The accumulated trauma scarred me. I needed inner healing.
Before departing for France on the pilgrimage, the organisers considered cancelling the trip. A gunman had wounded Pope John Paul II, who was due to lead the main celebrations at the Congress in Lourdes.
Upon arriving in Lourdes, we discovered our prearranged accommodation had fallen through. Later, we found a place to stay.
Mindful of seeking healing during the pilgrimage, I walked to the nearby grotto where the Marian apparitions had occurred.
I wondered, is this where I shall find spiritual healing?
The day was wet and freezing.
When I arrived, it surprised me to find the grotto was a rocky cave on the side of a hill.

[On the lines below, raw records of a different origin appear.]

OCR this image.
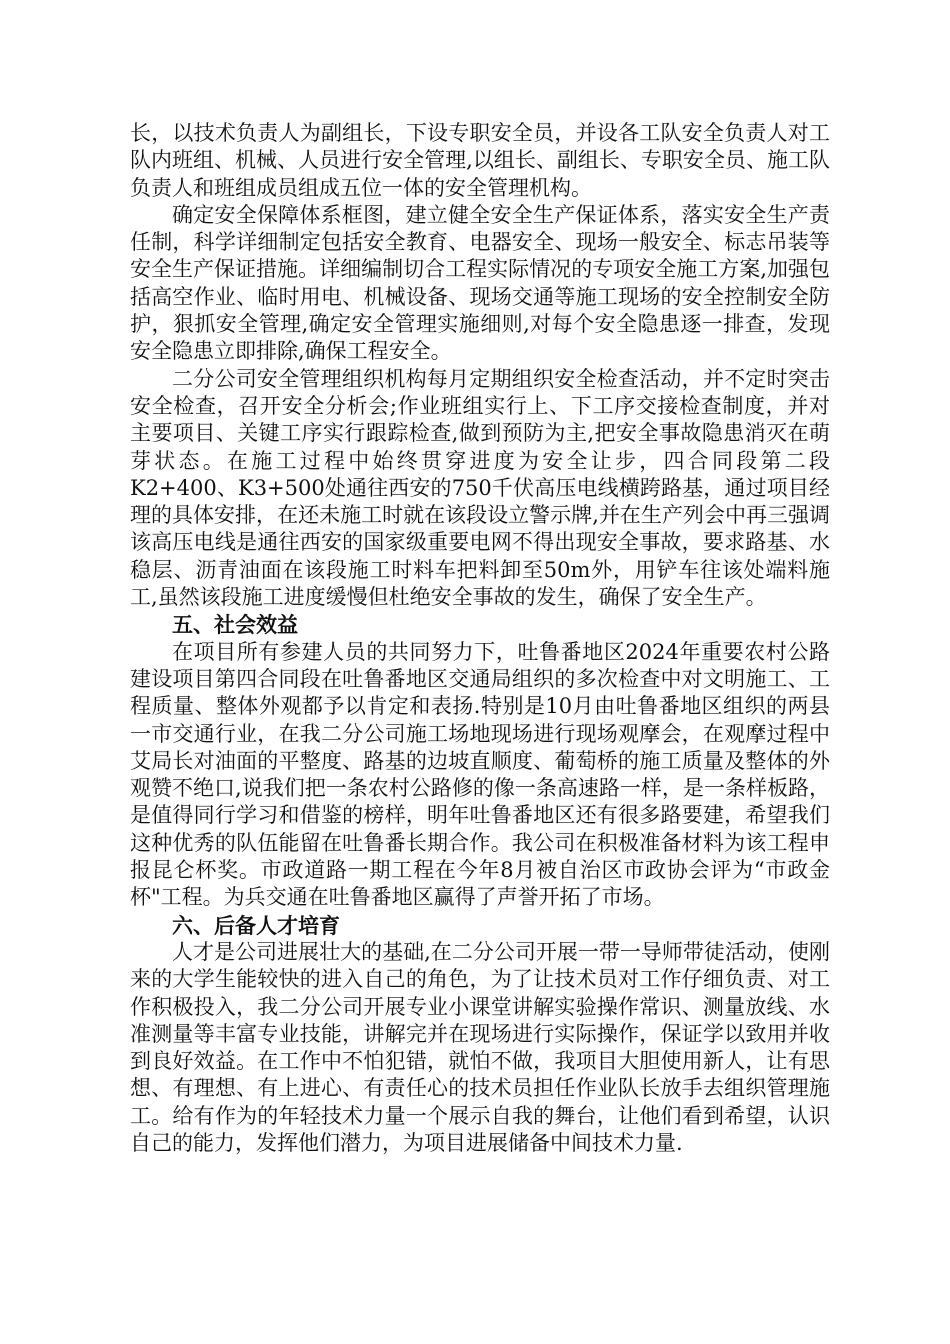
长，以技术负责人为副组长，下设专职安全员，并设各工队安全负责人对工队内班组、机械、人员进行安全管理,以组长、副组长、专职安全员、施工队负责人和班组成员组成五位一体的安全管理机构。

确定安全保障体系框图，建立健全安全生产保证体系，落实安全生产责任制，科学详细制定包括安全教育、电器安全、现场一般安全、标志吊装等安全生产保证措施。详细编制切合工程实际情况的专项安全施工方案,加强包括高空作业、临时用电、机械设备、现场交通等施工现场的安全控制安全防护，狠抓安全管理,确定安全管理实施细则,对每个安全隐患逐一排查，发现安全隐患立即排除,确保工程安全。

二分公司安全管理组织机构每月定期组织安全检查活动，并不定时突击安全检查，召开安全分析会;作业班组实行上、下工序交接检查制度，并对主要项目、关键工序实行跟踪检查,做到预防为主,把安全事故隐患消灭在萌芽状态。在施工过程中始终贯穿进度为安全让步，四合同段第二段K2+400、K3+500处通往西安的750千伏高压电线横跨路基，通过项目经理的具体安排，在还未施工时就在该段设立警示牌,并在生产列会中再三强调该高压电线是通往西安的国家级重要电网不得出现安全事故，要求路基、水稳层、沥青油面在该段施工时料车把料卸至50m外，用铲车往该处端料施工,虽然该段施工进度缓慢但杜绝安全事故的发生，确保了安全生产。

五、社会效益

在项目所有参建人员的共同努力下，吐鲁番地区2024年重要农村公路建设项目第四合同段在吐鲁番地区交通局组织的多次检查中对文明施工、工程质量、整体外观都予以肯定和表扬.特别是10月由吐鲁番地区组织的两县一市交通行业，在我二分公司施工场地现场进行现场观摩会，在观摩过程中艾局长对油面的平整度、路基的边坡直顺度、葡萄桥的施工质量及整体的外观赞不绝口,说我们把一条农村公路修的像一条高速路一样，是一条样板路，是值得同行学习和借鉴的榜样，明年吐鲁番地区还有很多路要建，希望我们这种优秀的队伍能留在吐鲁番长期合作。我公司在积极准备材料为该工程申报昆仑杯奖。市政道路一期工程在今年8月被自治区市政协会评为“市政金杯"工程。为兵交通在吐鲁番地区赢得了声誉开拓了市场。

六、后备人才培育

人才是公司进展壮大的基础,在二分公司开展一带一导师带徒活动，使刚来的大学生能较快的进入自己的角色，为了让技术员对工作仔细负责、对工作积极投入，我二分公司开展专业小课堂讲解实验操作常识、测量放线、水准测量等丰富专业技能，讲解完并在现场进行实际操作，保证学以致用并收到良好效益。在工作中不怕犯错，就怕不做，我项目大胆使用新人，让有思想、有理想、有上进心、有责任心的技术员担任作业队长放手去组织管理施工。给有作为的年轻技术力量一个展示自我的舞台，让他们看到希望，认识自己的能力，发挥他们潜力，为项目进展储备中间技术力量.
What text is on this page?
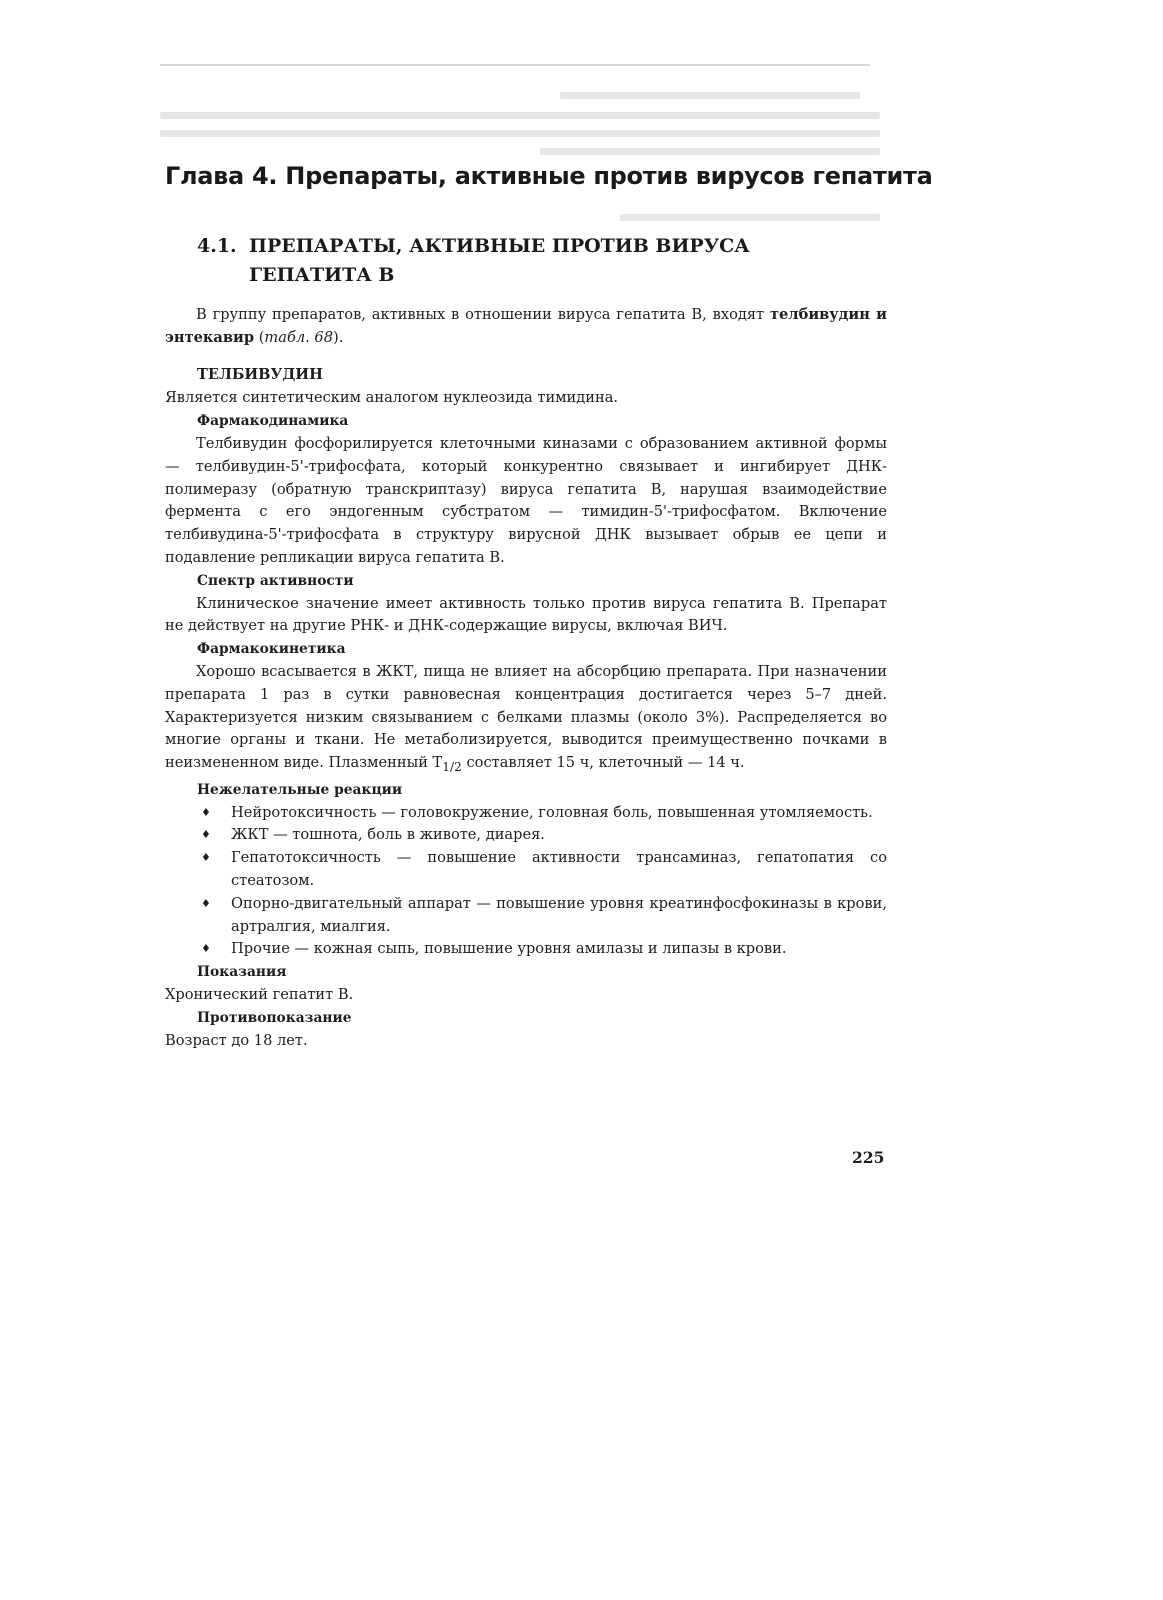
Глава 4. Препараты, активные против вирусов гепатита
4.1. ПРЕПАРАТЫ, АКТИВНЫЕ ПРОТИВ ВИРУСА
ГЕПАТИТА B

В группу препаратов, активных в отношении вируса гепатита B, входят телбивудин и энтекавир (табл. 68).

ТЕЛБИВУДИН

Является синтетическим аналогом нуклеозида тимидина.

Фармакодинамика

Телбивудин фосфорилируется клеточными киназами с образованием активной формы — телбивудин-5'-трифосфата, который конкурентно связывает и ингибирует ДНК-полимеразу (обратную транскриптазу) вируса гепатита B, нарушая взаимодействие фермента с его эндогенным субстратом — тимидин-5'-трифосфатом. Включение телбивудина-5'-трифосфата в структуру вирусной ДНК вызывает обрыв ее цепи и подавление репликации вируса гепатита B.

Спектр активности

Клиническое значение имеет активность только против вируса гепатита B. Препарат не действует на другие РНК- и ДНК-содержащие вирусы, включая ВИЧ.

Фармакокинетика

Хорошо всасывается в ЖКТ, пища не влияет на абсорбцию препарата. При назначении препарата 1 раз в сутки равновесная концентрация достигается через 5–7 дней. Характеризуется низким связыванием с белками плазмы (около 3%). Распределяется во многие органы и ткани. Не метаболизируется, выводится преимущественно почками в неизмененном виде. Плазменный $T_{1/2}$ составляет 15 ч, клеточный — 14 ч.

Нежелательные реакции
♦ Нейротоксичность — головокружение, головная боль, повышенная утомляемость.
♦ ЖКТ — тошнота, боль в животе, диарея.
♦ Гепатотоксичность — повышение активности трансаминаз, гепатопатия со стеатозом.
♦ Опорно-двигательный аппарат — повышение уровня креатинфосфокиназы в крови, артралгия, миалгия.
♦ Прочие — кожная сыпь, повышение уровня амилазы и липазы в крови.
Показания

Хронический гепатит B.

Противопоказание

Возраст до 18 лет.

225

The grotto looked shabby. Black soot caked the walls from thousands of burnt candles of pilgrims over the years.
I found no healing here.
A day later, our pilgrimage group walked to the Lourdes baths, famous for miraculous healings.
I wondered, is this where I shall find spiritual healing?
Nothing happened to me.
In fact, the water was so icy that, instead of being healed in the miraculous waters, I caught a nasty cold.
The next day, I attended an outdoor English-speaking liturgy in a nearby field. Thousands of people were present, and I wondered, is this where I shall experience healing?
An African cardinal, who was representing the pope at the Congress, was the main celebrant and an American bishop was preaching.
During the liturgy, we had intermittent soft rain, and the ground became boggy. What I hoped would be a significant spiritual moment did not happen.
While the preacher was speaking, the African cardinal, who had not turned off his lapel microphone, fell fast asleep.
He snored right through the sermon.
To make things worse, he was wearing a high Roman mitre. Every time his head nodded a few centimetres, because of its height, the top of his mitre resembled a flag flapping in the breeze.
After the liturgy, while walking back to my lodgings, I was wondering; what is happening?
Where is God in this dismal turn of events?
In coming to Lourdes, to this special Marian shrine, I thought I would have a significant spiritual encounter; it was not happening.
To make things worse, the road back to my lodgings was boggy and for those of you who know me well, I hate getting mud on my shoes.
Then, walking further along, I experienced a quiet, gentle presence come over me, a healing stillness that touched the core of my being.
In the following months, I reflected on these events.
I realised I was seeking to find my spirituality amidst the extraordinary events of life.
My spiritual healing happened in the ordinariness of my life while walking along a muddy road.
This reminds me of a saying by Pierre Teilhard de Chardin, ‘We are not human beings having a spiritual experience. We are spiritual beings having a human experience’.
Life is not a dichotomy, nor are we dualist. We do not have two lives, spiritual and real-world.
God comes to us disguised as our life. To live a spiritual life is to listen to our life.